Simple version
Earth's outer shell is broken into huge pieces called tectonic plates. These plates move slowly over the softer mantle beneath them.
The movement is slow, usually measured in centimetres per year, but over millions of years it changes the planet.
Earthquakes and volcanoes
Earthquakes often happen where plates grind past each other, crash together or pull apart. Pressure builds until rock breaks or shifts suddenly.
Volcanoes often happen where plates pull apart or where one plate is pushed under another. Molten rock can rise and reach the surface.
Why it matters for life
Plate tectonics helps recycle material between Earth's surface and interior.

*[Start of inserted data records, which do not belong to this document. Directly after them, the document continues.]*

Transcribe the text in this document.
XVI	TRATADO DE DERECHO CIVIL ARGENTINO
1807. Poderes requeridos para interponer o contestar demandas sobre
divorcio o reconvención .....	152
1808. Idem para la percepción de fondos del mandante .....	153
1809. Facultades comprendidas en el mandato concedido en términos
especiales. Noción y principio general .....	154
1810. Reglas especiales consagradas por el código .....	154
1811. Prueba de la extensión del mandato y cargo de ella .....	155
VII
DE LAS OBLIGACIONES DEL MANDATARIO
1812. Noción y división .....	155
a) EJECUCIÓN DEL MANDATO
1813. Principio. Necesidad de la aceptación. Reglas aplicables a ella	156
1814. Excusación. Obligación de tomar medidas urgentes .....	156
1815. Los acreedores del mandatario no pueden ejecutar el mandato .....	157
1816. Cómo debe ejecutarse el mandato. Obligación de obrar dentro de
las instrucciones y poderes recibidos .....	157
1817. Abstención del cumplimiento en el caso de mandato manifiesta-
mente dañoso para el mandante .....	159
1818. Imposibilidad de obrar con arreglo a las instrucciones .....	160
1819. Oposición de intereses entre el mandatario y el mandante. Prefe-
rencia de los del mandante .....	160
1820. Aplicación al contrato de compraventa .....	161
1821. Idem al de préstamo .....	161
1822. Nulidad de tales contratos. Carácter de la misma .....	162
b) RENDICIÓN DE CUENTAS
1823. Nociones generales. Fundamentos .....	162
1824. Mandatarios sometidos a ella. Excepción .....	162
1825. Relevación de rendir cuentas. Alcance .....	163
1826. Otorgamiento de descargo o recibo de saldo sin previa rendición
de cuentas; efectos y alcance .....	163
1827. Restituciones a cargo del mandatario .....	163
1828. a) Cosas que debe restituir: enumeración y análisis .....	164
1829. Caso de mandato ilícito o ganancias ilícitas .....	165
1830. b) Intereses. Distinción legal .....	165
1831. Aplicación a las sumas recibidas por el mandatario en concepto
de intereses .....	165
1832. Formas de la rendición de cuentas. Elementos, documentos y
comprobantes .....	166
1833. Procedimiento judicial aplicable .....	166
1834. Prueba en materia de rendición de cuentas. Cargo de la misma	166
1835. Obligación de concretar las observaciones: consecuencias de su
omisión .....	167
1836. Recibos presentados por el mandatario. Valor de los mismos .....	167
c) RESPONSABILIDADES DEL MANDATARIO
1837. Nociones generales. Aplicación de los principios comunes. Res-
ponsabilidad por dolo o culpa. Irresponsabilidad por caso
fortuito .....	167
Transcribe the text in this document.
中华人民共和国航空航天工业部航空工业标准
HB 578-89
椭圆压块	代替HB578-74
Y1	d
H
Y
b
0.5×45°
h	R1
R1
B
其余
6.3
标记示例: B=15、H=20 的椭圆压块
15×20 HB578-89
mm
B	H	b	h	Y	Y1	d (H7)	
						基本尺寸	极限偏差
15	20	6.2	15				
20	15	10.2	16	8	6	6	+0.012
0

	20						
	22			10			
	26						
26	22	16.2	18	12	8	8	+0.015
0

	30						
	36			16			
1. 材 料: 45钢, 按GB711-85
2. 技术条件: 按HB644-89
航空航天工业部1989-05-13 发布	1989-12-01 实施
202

It affects carbon dioxide, climate, oceans, land, mountains and habitats.
Some scientists think plate tectonics may have helped Earth stay habitable over long timescales.
Common mistake
Continents are not floating freely across the ocean like boats. They are part of tectonic plates. The plates move because of deep Earth processes, not because the continents decide to drift.
Try it
Push two towels together on a table. They wrinkle and rise. That is a simple model for how mountains can form when plates collide.
What learners should notice
Earth's surface looks solid and still, but it is moving over deep time. The ground beneath us is part of a slow planetary system.
This helps learners understand earthquakes, volcanoes, mountains and ocean basins as connected processes.
Build the understanding
Teach three plate boundaries: convergent, divergent and transform. Then link each to real world outcomes.
Convergent can build mountains or subduction zones. Divergent can create new crust. Transform can create earthquakes.
AwareSTEM activity idea
Use crackers or foam sheets on a soft surface. Push, pull and slide them to model plate boundaries. Label what each movement can create.
Quick recap
Plate Tectonics sits inside the Earth Forms part of The Story of Everything. The main point is this: continental drift, volcanoes, earthquakes, and why the ground moves.
By the end of this page, the learner should be able to explain the idea in plain English, connect it back to the timeline, and say why it matters beyond a school-style fact.
Key words to know
Use these as anchor words while learning this topic: Plate Tectonics, Earth Forms, evidence, time, change, system, signal, scale and connection.
The aim is not to memorise every word. The aim is to build a small vocabulary that helps the learner explain the idea clearly to someone else.
Question to ask
Ask: what does plate tectonics change in the bigger story?
A good answer should not stop at one fact. It should explain what came before, what changed, and how that change affected the next part of the timeline.